Q: Zoom has surely opened up new possible ways to practice together in these rather isolating times; for this I am grateful! At the same time, I must admit the transition hasn’t been easy. Learning to work with the technical challenges and the hum of a computer in my sacred space has been another arena in which to employ my contemplative practices. As I pray my way through resistance to this new reality, there is one thing that keeps tripping me up; I hope you can help… I’m troubled by the practice in some virtual Centering Prayer groups of people turning off their cameras during the sit. I’ve heard it explained and even encouraged thus: some people feel more comfortable with the camera off, due to the intimate nature of the prayer; stopping the video may allay a sense of discomfort that some people experience from the fear of being watched during prayer. It’s not my intention to judge others’ needs or experiences, but this line of thinking concerns me. Am I alone in this?

 

Marys Answer.

 

 

 Thank you for your email. Many folks can relate to your sharing. Yet what kept coming to me as I read your words was Matthew 6:6, “But when you pray, go to your inner room, shut the door, and pray to your Father in secret.”(NAB).

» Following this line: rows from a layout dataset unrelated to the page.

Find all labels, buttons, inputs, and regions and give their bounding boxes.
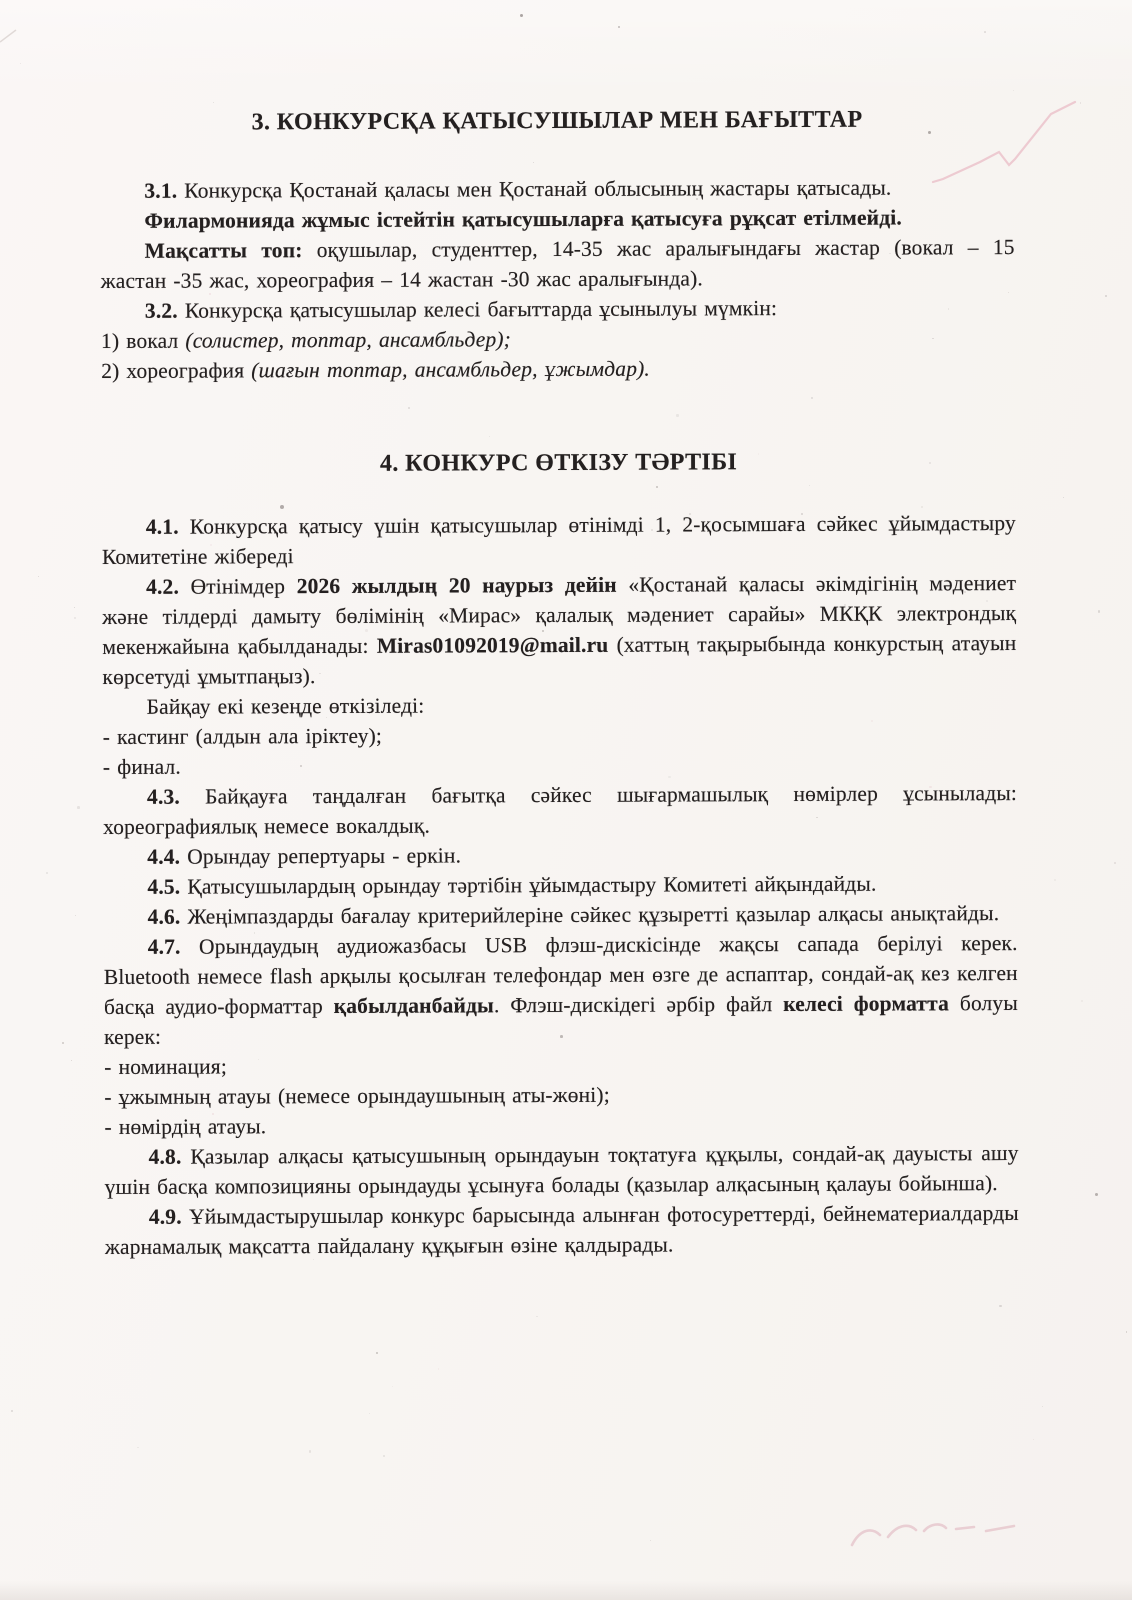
paragraph: - кастинг (алдын ала іріктеу);: [103, 718, 1017, 752]
text-run: - номинация;: [104, 1054, 227, 1079]
paper-speck: [383, 1455, 385, 1457]
paper-speck: [1063, 497, 1064, 498]
text-run: 2026 жылдың 20 наурыз дейін: [297, 573, 617, 598]
paper-speck: [309, 1450, 311, 1452]
paper-speck: [77, 806, 80, 809]
paragraph: Мақсатты топ: оқушылар, студенттер, 14-3…: [101, 232, 1015, 296]
paragraph: 4.2. Өтінімдер 2026 жылдың 20 наурыз дей…: [102, 568, 1017, 692]
text-run: 4.2.: [146, 575, 179, 599]
paper-speck: [213, 102, 214, 103]
paper-speck: [618, 26, 620, 28]
paragraph: 4.5. Қатысушылардың орындау тәртібін ұйы…: [103, 868, 1017, 902]
text-run: Қазылар алқасы қатысушының орындауын тоқ…: [105, 1141, 1019, 1199]
text-run: Ұйымдастырушылар конкурс барысында алынғ…: [105, 1201, 1019, 1259]
paper-speck: [650, 1540, 651, 1541]
paper-speck: [438, 1368, 439, 1369]
paper-speck: [62, 1042, 64, 1044]
paper-speck: [984, 31, 986, 33]
paper-speck: [536, 1316, 538, 1318]
paper-speck: [1054, 879, 1056, 881]
paragraph: Филармонияда жұмыс істейтін қатысушыларғ…: [100, 202, 1014, 236]
text-run: 3.2.: [145, 299, 178, 323]
paragraph: 4.4. Орындау репертуары - еркін.: [103, 838, 1017, 872]
text-run: 4.8.: [149, 1145, 182, 1169]
text-run: Байқау екі кезеңде өткізіледі:: [147, 694, 425, 719]
paper-speck: [1105, 295, 1107, 297]
document-content: 3. КОНКУРСҚА ҚАТЫСУШЫЛАР МЕН БАҒЫТТАР3.1…: [100, 102, 1019, 1262]
text-run: келесі форматта: [783, 991, 949, 1016]
paragraph: 4.3. Байқауға таңдалған бағытқа сәйкес ш…: [103, 778, 1017, 842]
text-run: - кастинг (алдын ала іріктеу);: [103, 724, 382, 749]
paragraph: 3.2. Конкурсқа қатысушылар келесі бағытт…: [101, 292, 1015, 326]
text-run: (солистер, топтар, ансамбльдер);: [185, 327, 511, 352]
paper-speck: [1095, 1193, 1098, 1196]
paper-speck: [369, 1413, 370, 1414]
scanned-document-page: 3. КОНКУРСҚА ҚАТЫСУШЫЛАР МЕН БАҒЫТТАР3.1…: [0, 0, 1132, 1600]
paper-speck: [392, 1386, 393, 1387]
paper-speck: [38, 576, 39, 577]
paper-speck: [1114, 862, 1116, 864]
text-run: Байқауға таңдалған бағытқа сәйкес шығарм…: [103, 781, 1017, 839]
text-run: Конкурсқа қатысушылар келесі бағыттарда …: [178, 296, 777, 323]
paper-speck: [1013, 90, 1014, 91]
paragraph: - номинация;: [104, 1048, 1018, 1082]
text-run: - нөмірдің атауы.: [104, 1114, 266, 1139]
paper-speck: [376, 1352, 378, 1354]
paper-speck: [999, 1305, 1002, 1308]
text-run: 4.3.: [147, 785, 180, 809]
text-run: - финал.: [103, 755, 181, 779]
paper-speck: [1126, 1331, 1128, 1333]
section-heading: 3. КОНКУРСҚА ҚАТЫСУШЫЛАР МЕН БАҒЫТТАР: [100, 102, 1014, 140]
paper-speck: [1098, 610, 1100, 612]
text-run: 4.1.: [146, 515, 179, 539]
paragraph: 4.7. Орындаудың аудиожазбасы USB флэш-ди…: [104, 928, 1019, 1052]
text-run: (шағын топтар, ансамбльдер, ұжымдар).: [251, 357, 650, 383]
document-section: 4. КОНКУРС ӨТКІЗУ ТӘРТІБІ4.1. Конкурсқа …: [101, 444, 1019, 1262]
text-run: 4.4.: [147, 845, 180, 869]
text-run: Өтінімдер: [179, 574, 297, 599]
text-run: Miras01092019@mail.ru: [377, 633, 609, 658]
text-run: Жеңімпаздарды бағалау критерийлеріне сәй…: [180, 901, 999, 929]
paper-speck: [1080, 102, 1081, 103]
pencil-smudge: [840, 1505, 1030, 1560]
paper-speck: [74, 617, 75, 618]
paper-speck: [137, 1447, 139, 1449]
paper-speck: [74, 607, 75, 608]
text-run: Конкурсқа Қостанай қаласы мен Қостанай о…: [177, 176, 891, 203]
paragraph: 4.1. Конкурсқа қатысу үшін қатысушылар ө…: [102, 508, 1016, 572]
section-heading: 4. КОНКУРС ӨТКІЗУ ТӘРТІБІ: [101, 444, 1015, 482]
text-run: қабылданбайды: [334, 993, 494, 1018]
text-run: . Флэш-дискідегі әрбір файл: [494, 992, 783, 1017]
paper-speck: [75, 915, 76, 916]
text-run: 2) хореография: [101, 358, 251, 383]
text-run: 4.9.: [149, 1205, 182, 1229]
paper-speck: [520, 14, 523, 17]
text-run: 4.5.: [147, 875, 180, 899]
paper-speck: [1033, 1439, 1034, 1440]
scan-edge-line: [0, 20, 40, 60]
text-run: 4.7.: [148, 935, 181, 959]
paragraph: 2) хореография (шағын топтар, ансамбльде…: [101, 352, 1015, 386]
text-run: 3.1.: [144, 179, 177, 203]
paragraph: 4.6. Жеңімпаздарды бағалау критерийлерін…: [103, 898, 1017, 932]
paragraph: Байқау екі кезеңде өткізіледі:: [103, 688, 1017, 722]
document-section: 3. КОНКУРСҚА ҚАТЫСУШЫЛАР МЕН БАҒЫТТАР3.1…: [100, 102, 1015, 386]
paper-speck: [46, 872, 48, 874]
paragraph: 3.1. Конкурсқа Қостанай қаласы мен Қоста…: [100, 172, 1014, 206]
text-run: Конкурсқа қатысу үшін қатысушылар өтінім…: [102, 511, 1016, 569]
paragraph: 1) вокал (солистер, топтар, ансамбльдер)…: [101, 322, 1015, 356]
text-run: Филармонияда жұмыс істейтін қатысушыларғ…: [144, 205, 901, 232]
paper-speck: [1081, 1000, 1083, 1002]
text-run: Орындау репертуары - еркін.: [180, 843, 461, 868]
text-run: 4.6.: [147, 905, 180, 929]
paragraph: - нөмірдің атауы.: [104, 1108, 1018, 1142]
text-run: - ұжымның атауы (немесе орындаушының аты…: [104, 1083, 610, 1109]
paper-speck: [20, 63, 22, 65]
paragraph: 4.9. Ұйымдастырушылар конкурс барысында …: [105, 1198, 1019, 1262]
paper-speck: [71, 1060, 72, 1061]
text-run: 1) вокал: [101, 329, 185, 353]
paper-speck: [1042, 1406, 1043, 1407]
paragraph: - ұжымның атауы (немесе орындаушының аты…: [104, 1078, 1018, 1112]
paragraph: 4.8. Қазылар алқасы қатысушының орындауы…: [105, 1138, 1019, 1202]
paragraph: - финал.: [103, 748, 1017, 782]
text-run: Мақсатты топ:: [145, 238, 303, 263]
paper-speck: [11, 1410, 13, 1412]
text-run: Қатысушылардың орындау тәртібін ұйымдаст…: [180, 872, 876, 899]
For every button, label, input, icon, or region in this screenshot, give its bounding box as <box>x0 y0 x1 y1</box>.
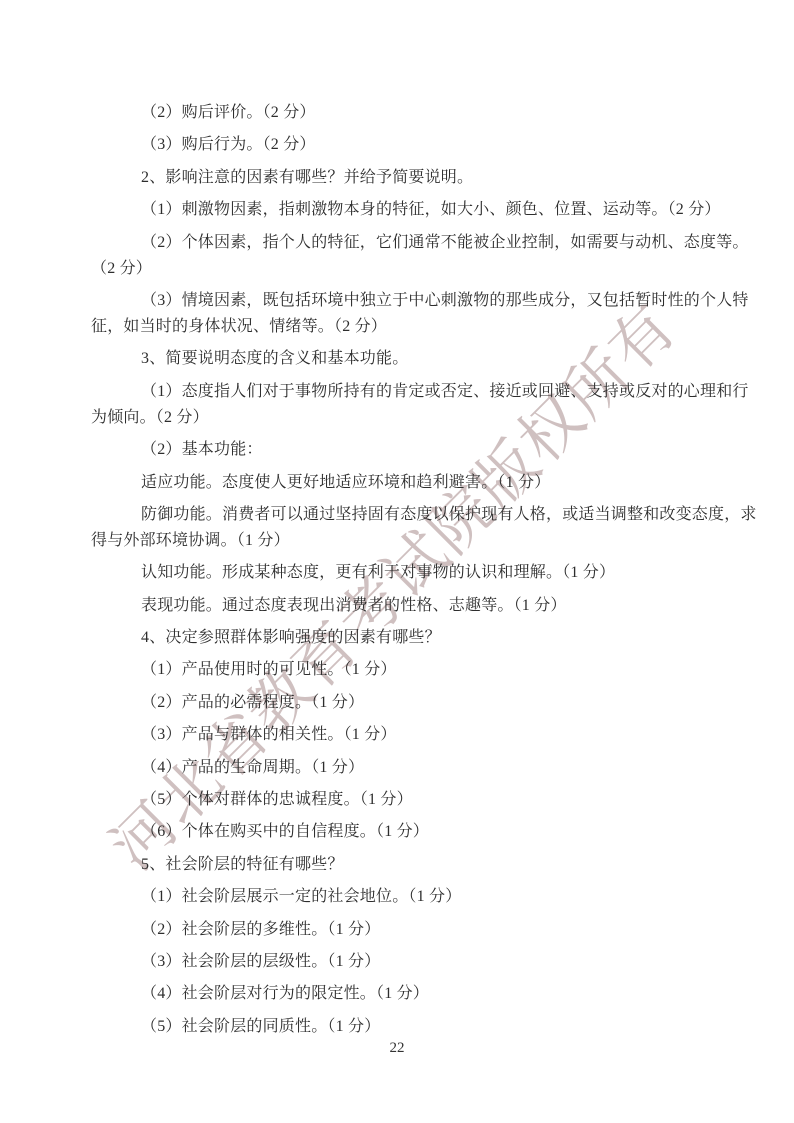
paragraph: （2）产品的必需程度。（1 分） <box>91 690 707 716</box>
text-line: （1）产品使用时的可见性。（1 分） <box>91 657 707 683</box>
paragraph: 适应功能。态度使人更好地适应环境和趋利避害。（1 分） <box>91 470 707 496</box>
paragraph: （5）社会阶层的同质性。（1 分） <box>91 1014 707 1040</box>
paragraph: 表现功能。通过态度表现出消费者的性格、志趣等。（1 分） <box>91 593 707 619</box>
text-line: （5）社会阶层的同质性。（1 分） <box>91 1014 707 1040</box>
paragraph: （2）基本功能： <box>91 437 707 463</box>
paragraph: （3）购后行为。（2 分） <box>91 132 707 158</box>
text-line: （2）个体因素，指个人的特征，它们通常不能被企业控制，如需要与动机、态度等。 <box>91 230 707 256</box>
paragraph: （3）社会阶层的层级性。（1 分） <box>91 949 707 975</box>
text-line: （2）基本功能： <box>91 437 707 463</box>
paragraph: （2）购后评价。（2 分） <box>91 100 707 126</box>
paragraph: 5、社会阶层的特征有哪些？ <box>91 852 707 878</box>
paragraph: （2）社会阶层的多维性。（1 分） <box>91 917 707 943</box>
text-line: （5）个体对群体的忠诚程度。（1 分） <box>91 787 707 813</box>
paragraph: （3）情境因素，既包括环境中独立于中心刺激物的那些成分，又包括暂时性的个人特征，… <box>91 288 707 340</box>
text-line: 5、社会阶层的特征有哪些？ <box>91 852 707 878</box>
text-line: 得与外部环境协调。（1 分） <box>91 528 707 554</box>
text-line: （3）社会阶层的层级性。（1 分） <box>91 949 707 975</box>
paragraph: （3）产品与群体的相关性。（1 分） <box>91 722 707 748</box>
text-line: （4）社会阶层对行为的限定性。（1 分） <box>91 981 707 1007</box>
paragraph: （1）态度指人们对于事物所持有的肯定或否定、接近或回避、支持或反对的心理和行为倾… <box>91 379 707 431</box>
text-line: 为倾向。（2 分） <box>91 405 707 431</box>
text-line: （2）社会阶层的多维性。（1 分） <box>91 917 707 943</box>
paragraph: （1）刺激物因素，指刺激物本身的特征，如大小、颜色、位置、运动等。（2 分） <box>91 197 707 223</box>
text-line: （2）购后评价。（2 分） <box>91 100 707 126</box>
text-line: 3、简要说明态度的含义和基本功能。 <box>91 346 707 372</box>
page-number: 22 <box>0 1040 794 1057</box>
paragraph: （2）个体因素，指个人的特征，它们通常不能被企业控制，如需要与动机、态度等。（2… <box>91 230 707 282</box>
text-line: （6）个体在购买中的自信程度。（1 分） <box>91 819 707 845</box>
text-line: 表现功能。通过态度表现出消费者的性格、志趣等。（1 分） <box>91 593 707 619</box>
text-line: 征，如当时的身体状况、情绪等。（2 分） <box>91 314 707 340</box>
text-line: （1）刺激物因素，指刺激物本身的特征，如大小、颜色、位置、运动等。（2 分） <box>91 197 707 223</box>
text-line: （3）情境因素，既包括环境中独立于中心刺激物的那些成分，又包括暂时性的个人特 <box>91 288 707 314</box>
paragraph: （1）社会阶层展示一定的社会地位。（1 分） <box>91 884 707 910</box>
text-line: （1）态度指人们对于事物所持有的肯定或否定、接近或回避、支持或反对的心理和行 <box>91 379 707 405</box>
text-line: 4、决定参照群体影响强度的因素有哪些？ <box>91 625 707 651</box>
text-line: 适应功能。态度使人更好地适应环境和趋利避害。（1 分） <box>91 470 707 496</box>
text-line: （1）社会阶层展示一定的社会地位。（1 分） <box>91 884 707 910</box>
paragraph: 3、简要说明态度的含义和基本功能。 <box>91 346 707 372</box>
text-line: （3）产品与群体的相关性。（1 分） <box>91 722 707 748</box>
text-line: 防御功能。消费者可以通过坚持固有态度以保护现有人格，或适当调整和改变态度，求 <box>91 502 707 528</box>
paragraph: 4、决定参照群体影响强度的因素有哪些？ <box>91 625 707 651</box>
text-line: （3）购后行为。（2 分） <box>91 132 707 158</box>
paragraph: （4）社会阶层对行为的限定性。（1 分） <box>91 981 707 1007</box>
text-line: （2）产品的必需程度。（1 分） <box>91 690 707 716</box>
paragraph: 认知功能。形成某种态度，更有利于对事物的认识和理解。（1 分） <box>91 560 707 586</box>
paragraph: （5）个体对群体的忠诚程度。（1 分） <box>91 787 707 813</box>
paragraph: 2、影响注意的因素有哪些？并给予简要说明。 <box>91 165 707 191</box>
document-content: （2）购后评价。（2 分）（3）购后行为。（2 分）2、影响注意的因素有哪些？并… <box>91 100 707 1046</box>
text-line: 2、影响注意的因素有哪些？并给予简要说明。 <box>91 165 707 191</box>
paragraph: （6）个体在购买中的自信程度。（1 分） <box>91 819 707 845</box>
paragraph: （1）产品使用时的可见性。（1 分） <box>91 657 707 683</box>
paragraph: 防御功能。消费者可以通过坚持固有态度以保护现有人格，或适当调整和改变态度，求得与… <box>91 502 707 554</box>
text-line: 认知功能。形成某种态度，更有利于对事物的认识和理解。（1 分） <box>91 560 707 586</box>
document-page: 河北省教育考试院版权所有 （2）购后评价。（2 分）（3）购后行为。（2 分）2… <box>0 0 794 1123</box>
text-line: （4）产品的生命周期。（1 分） <box>91 755 707 781</box>
text-line: （2 分） <box>91 256 707 282</box>
paragraph: （4）产品的生命周期。（1 分） <box>91 755 707 781</box>
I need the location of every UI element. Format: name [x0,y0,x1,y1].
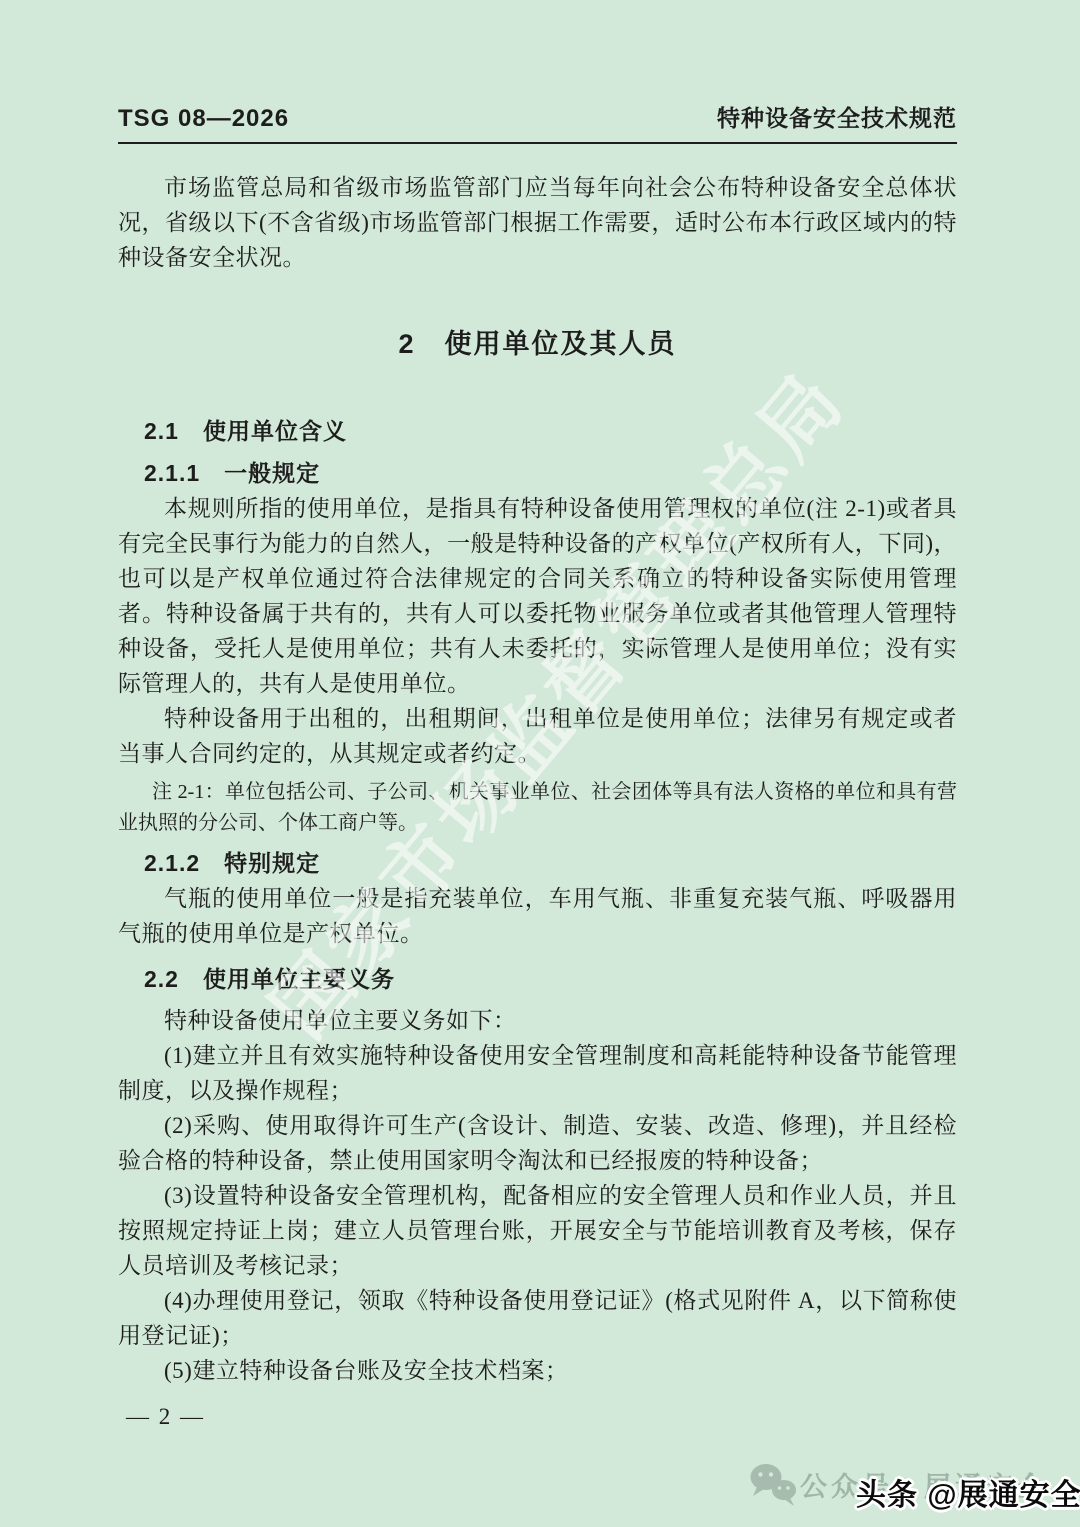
obligation-item-1: (1)建立并且有效实施特种设备使用安全管理制度和高耗能特种设备节能管理制度，以及… [118,1038,957,1108]
obligation-item-5: (5)建立特种设备台账及安全技术档案； [118,1353,957,1388]
document-code: TSG 08—2026 [118,105,289,133]
section-heading-2-1-1: 2.1.1 一般规定 [118,457,957,489]
obligation-item-4: (4)办理使用登记，领取《特种设备使用登记证》(格式见附件 A，以下简称使用登记… [118,1283,957,1353]
paragraph-2-1-1-a: 本规则所指的使用单位，是指具有特种设备使用管理权的单位(注 2-1)或者具有完全… [118,491,957,701]
wechat-icon [748,1462,798,1510]
obligation-item-2: (2)采购、使用取得许可生产(含设计、制造、安装、改造、修理)，并且经检验合格的… [118,1108,957,1178]
document-body: 市场监管总局和省级市场监管部门应当每年向社会公布特种设备安全总体状况，省级以下(… [118,170,957,1430]
page-header: TSG 08—2026 特种设备安全技术规范 [118,100,957,144]
paragraph-2-2-intro: 特种设备使用单位主要义务如下： [118,1003,957,1038]
paragraph-2-1-2: 气瓶的使用单位一般是指充装单位，车用气瓶、非重复充装气瓶、呼吸器用气瓶的使用单位… [118,881,957,951]
section-heading-2-1: 2.1 使用单位含义 [118,415,957,447]
obligation-item-3: (3)设置特种设备安全管理机构，配备相应的安全管理人员和作业人员，并且按照规定持… [118,1178,957,1283]
section-heading-2-1-2: 2.1.2 特别规定 [118,847,957,879]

It is an individual discernment what “shutting the door” looks like. For some it is just closing their eyes. For others it maybe eyes semi-open. For some a quick glance around the prayer circle, for others solitary space as indicated by turning their camera off.  What is important for me to remember is that this is about my relationship with the Divine Indwelling. As Matthew goes on to say, “And your Father who sees in secret will repay you.”   It is much like sitting next to someone who is snoring or restless in prayer. I can either focus on them and be annoyed, or I can ‘return ever so gently’ to my sacred symbol.

The true beauty of any gathering (zoom or in person) is the lived experience of, “whenever two or three are gathered in my name I am there”(Matthew 18:20). That is what I am experiencing in this extraordinary time of Zoom/Covid 19.